Volume XX, Issue 2 contains the following papers:

Arch action in concrete dams with straight axis, by Chongjiang Du
In this paper an intrinsic arch, which will create an arch action in straight concrete dams, is revealed from the results of a back-analysis on a 4m thick concrete core with straight axis in a rockfill cofferdam. The concrete core has stood for two years functioning as the cofferdam to withstand upstream water and sediment pressure after all the material supporting the core was washed away during overtopping. The arch action existing in straight concrete dams challenges the traditional two-dimensional cantilever theory (gravity method) for the design of gravity dams. Results of the three-dimensional finite element back-analysis are compared with those observed on site, and agreement of the results confirms the arch effect. The conditions for forming the arch action in straight concrete dams are discussed, on the basis of which new design and construction philosophy is proposed, considering the arch action for straight concrete dams. This may result in project cost savings and/or increased dam safety.

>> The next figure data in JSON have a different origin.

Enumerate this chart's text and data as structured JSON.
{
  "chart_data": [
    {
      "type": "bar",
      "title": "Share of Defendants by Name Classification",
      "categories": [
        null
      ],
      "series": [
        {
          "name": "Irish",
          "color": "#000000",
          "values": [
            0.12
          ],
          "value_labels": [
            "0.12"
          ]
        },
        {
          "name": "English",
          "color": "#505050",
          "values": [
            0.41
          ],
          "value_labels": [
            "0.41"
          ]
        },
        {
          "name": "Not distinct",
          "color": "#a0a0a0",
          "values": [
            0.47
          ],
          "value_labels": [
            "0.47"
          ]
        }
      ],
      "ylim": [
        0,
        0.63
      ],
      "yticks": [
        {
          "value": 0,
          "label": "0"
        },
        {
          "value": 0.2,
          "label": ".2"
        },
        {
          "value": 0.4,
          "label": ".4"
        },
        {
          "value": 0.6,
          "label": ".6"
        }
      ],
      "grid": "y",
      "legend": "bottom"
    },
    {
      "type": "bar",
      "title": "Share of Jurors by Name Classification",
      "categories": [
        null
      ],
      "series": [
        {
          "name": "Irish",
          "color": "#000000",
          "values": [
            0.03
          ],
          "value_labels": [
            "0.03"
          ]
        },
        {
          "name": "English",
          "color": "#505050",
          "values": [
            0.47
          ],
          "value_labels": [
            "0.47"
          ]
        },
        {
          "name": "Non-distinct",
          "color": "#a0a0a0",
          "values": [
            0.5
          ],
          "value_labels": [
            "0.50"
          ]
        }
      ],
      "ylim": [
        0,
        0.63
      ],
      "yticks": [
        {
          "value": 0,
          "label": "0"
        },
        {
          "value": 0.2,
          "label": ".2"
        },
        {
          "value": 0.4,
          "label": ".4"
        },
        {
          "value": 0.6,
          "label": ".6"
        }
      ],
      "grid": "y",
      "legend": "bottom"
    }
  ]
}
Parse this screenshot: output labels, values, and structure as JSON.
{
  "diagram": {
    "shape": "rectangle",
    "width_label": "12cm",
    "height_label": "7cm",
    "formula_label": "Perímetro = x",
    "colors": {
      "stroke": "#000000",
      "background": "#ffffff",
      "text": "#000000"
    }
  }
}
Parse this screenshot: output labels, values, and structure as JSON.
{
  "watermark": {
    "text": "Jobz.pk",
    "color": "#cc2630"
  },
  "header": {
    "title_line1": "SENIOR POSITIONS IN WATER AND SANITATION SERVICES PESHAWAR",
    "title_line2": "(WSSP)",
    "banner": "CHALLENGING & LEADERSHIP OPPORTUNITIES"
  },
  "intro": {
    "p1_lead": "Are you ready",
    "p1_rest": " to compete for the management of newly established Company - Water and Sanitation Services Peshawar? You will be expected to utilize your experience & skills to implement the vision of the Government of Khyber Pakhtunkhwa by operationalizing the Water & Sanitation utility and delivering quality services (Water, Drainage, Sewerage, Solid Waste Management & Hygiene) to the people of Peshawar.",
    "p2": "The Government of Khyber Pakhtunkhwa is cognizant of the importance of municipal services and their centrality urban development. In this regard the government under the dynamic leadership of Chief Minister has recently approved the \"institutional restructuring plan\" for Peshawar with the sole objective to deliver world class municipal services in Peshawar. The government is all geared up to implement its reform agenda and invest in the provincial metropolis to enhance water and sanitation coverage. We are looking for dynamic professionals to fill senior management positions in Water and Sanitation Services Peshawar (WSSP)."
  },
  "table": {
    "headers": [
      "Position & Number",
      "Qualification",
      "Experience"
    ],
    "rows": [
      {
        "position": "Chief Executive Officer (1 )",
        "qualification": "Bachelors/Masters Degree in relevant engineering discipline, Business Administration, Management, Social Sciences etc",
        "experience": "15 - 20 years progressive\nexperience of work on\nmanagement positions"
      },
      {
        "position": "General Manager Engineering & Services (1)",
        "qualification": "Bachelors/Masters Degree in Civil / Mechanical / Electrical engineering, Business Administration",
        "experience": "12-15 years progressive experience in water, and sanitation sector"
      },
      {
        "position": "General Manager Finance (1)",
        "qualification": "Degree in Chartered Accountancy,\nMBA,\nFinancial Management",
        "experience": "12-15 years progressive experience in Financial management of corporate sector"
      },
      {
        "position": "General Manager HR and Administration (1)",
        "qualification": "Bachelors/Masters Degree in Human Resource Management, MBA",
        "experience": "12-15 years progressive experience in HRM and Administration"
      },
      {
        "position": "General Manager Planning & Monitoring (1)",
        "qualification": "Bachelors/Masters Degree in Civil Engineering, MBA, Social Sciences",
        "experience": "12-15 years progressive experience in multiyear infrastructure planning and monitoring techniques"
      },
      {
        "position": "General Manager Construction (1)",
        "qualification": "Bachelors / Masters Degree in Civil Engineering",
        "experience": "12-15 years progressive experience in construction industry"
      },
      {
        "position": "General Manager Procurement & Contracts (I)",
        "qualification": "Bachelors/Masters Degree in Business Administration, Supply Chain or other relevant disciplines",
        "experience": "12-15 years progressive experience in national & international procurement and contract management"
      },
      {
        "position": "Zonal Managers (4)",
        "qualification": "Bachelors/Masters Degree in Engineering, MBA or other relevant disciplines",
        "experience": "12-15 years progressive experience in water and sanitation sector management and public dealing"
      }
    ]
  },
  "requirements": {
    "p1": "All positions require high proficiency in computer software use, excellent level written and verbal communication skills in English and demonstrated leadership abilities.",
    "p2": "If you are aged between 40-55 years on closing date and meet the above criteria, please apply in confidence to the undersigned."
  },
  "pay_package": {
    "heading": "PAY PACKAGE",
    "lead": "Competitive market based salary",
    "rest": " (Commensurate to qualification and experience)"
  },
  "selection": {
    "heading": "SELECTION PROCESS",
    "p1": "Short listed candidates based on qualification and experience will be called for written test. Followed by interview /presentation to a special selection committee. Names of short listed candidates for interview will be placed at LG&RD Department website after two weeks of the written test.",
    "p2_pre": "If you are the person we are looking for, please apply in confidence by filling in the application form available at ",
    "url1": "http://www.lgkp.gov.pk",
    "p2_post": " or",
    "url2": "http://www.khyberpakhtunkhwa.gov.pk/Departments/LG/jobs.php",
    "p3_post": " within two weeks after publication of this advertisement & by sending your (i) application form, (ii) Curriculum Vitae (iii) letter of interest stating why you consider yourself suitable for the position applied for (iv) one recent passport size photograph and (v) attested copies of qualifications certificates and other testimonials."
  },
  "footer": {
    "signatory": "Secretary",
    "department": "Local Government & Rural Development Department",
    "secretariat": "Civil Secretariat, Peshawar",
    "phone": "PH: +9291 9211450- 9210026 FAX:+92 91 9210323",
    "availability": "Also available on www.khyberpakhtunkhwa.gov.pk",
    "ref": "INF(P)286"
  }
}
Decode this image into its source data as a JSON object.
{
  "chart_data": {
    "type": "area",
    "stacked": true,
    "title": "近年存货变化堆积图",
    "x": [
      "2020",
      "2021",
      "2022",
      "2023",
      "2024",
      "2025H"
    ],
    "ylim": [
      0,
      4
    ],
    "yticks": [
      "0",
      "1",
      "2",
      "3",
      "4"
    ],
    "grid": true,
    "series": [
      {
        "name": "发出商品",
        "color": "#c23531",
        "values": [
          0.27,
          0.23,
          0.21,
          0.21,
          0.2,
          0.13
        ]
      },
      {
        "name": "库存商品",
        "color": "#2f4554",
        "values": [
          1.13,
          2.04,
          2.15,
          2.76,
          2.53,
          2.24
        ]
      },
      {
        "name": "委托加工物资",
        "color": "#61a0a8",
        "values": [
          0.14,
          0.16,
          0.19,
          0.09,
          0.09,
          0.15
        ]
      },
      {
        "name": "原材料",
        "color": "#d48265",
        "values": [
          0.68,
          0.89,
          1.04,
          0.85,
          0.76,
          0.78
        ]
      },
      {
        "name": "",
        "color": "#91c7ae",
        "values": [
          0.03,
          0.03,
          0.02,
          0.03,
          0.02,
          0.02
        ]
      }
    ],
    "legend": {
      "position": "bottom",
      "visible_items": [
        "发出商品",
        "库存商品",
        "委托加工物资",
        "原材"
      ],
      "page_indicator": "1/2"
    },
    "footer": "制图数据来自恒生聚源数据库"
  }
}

Hydraulic design of spillway aerators, by V V Bhosekar, V Jothiprakash & P B Deolalikar
Spillways for high head dams are subject to high velocity flows. Due to the inherent surface roughness and geometrical deformities usually associated with concrete structures, spillways are susceptible to cavitation damage. Aeration is one of the most effective methods for mitigation of cavitation. Design of aerators is a subject of continuing interest. The present study describes the present state of knowledge for spillway aerators. A comparative study is presented to assess the various methods available for the estimation of jet length, sub-pressure under the nappe, and the air velocity in the ducts. The limitations of the present methodologies for the design of aerators for overflow spillways have been conveyed with the help of a sample calculation for a 125m high dam, and the need for further research investigations for high head, high discharge, intensity spillways have been identified. Special considerations for aerators of orifice spillways have also been discussed. The need for physical and mathematical modelling and limitations encountered therein are then conveyed.

Long-term behaviour of internal erosion afflicted dams comprising broadly graded soils, by Hans F Rönnqvist
Internal erosion occurs when fine-grained particles are washed out from a filling material by seepage. Sinkholes and settlements on the dam crest, sudden increased leakage, or muddy seepage, may be manifestations of progressed internal erosion. Dams with cores of glacially-formed broadly graded soils have been found to be more likely to experience internal erosion than dams composed of other materials. This paper describes and reviews case histories of thirty existing dams constructed from broadly graded soils, with a performance history of internal erosion. Understanding i) the typical signs and observations of internal erosion, ii) the timing of internal erosion incidents, iii) the possible early-warning signs, iv) the possible warning time, and v) the location of the internal erosion incident on the dam body, may provide tools for early-warning detection of internal erosion prone dams, and improve the assessment of internal erosion in existing dams.

Dam Engineering is an academic journal, published quarterly by International Water Power & Dam Construction. It contains refereed papers on subjects related to all areas of dams and hydro power. At present there is no restriction on the length of submitted papers.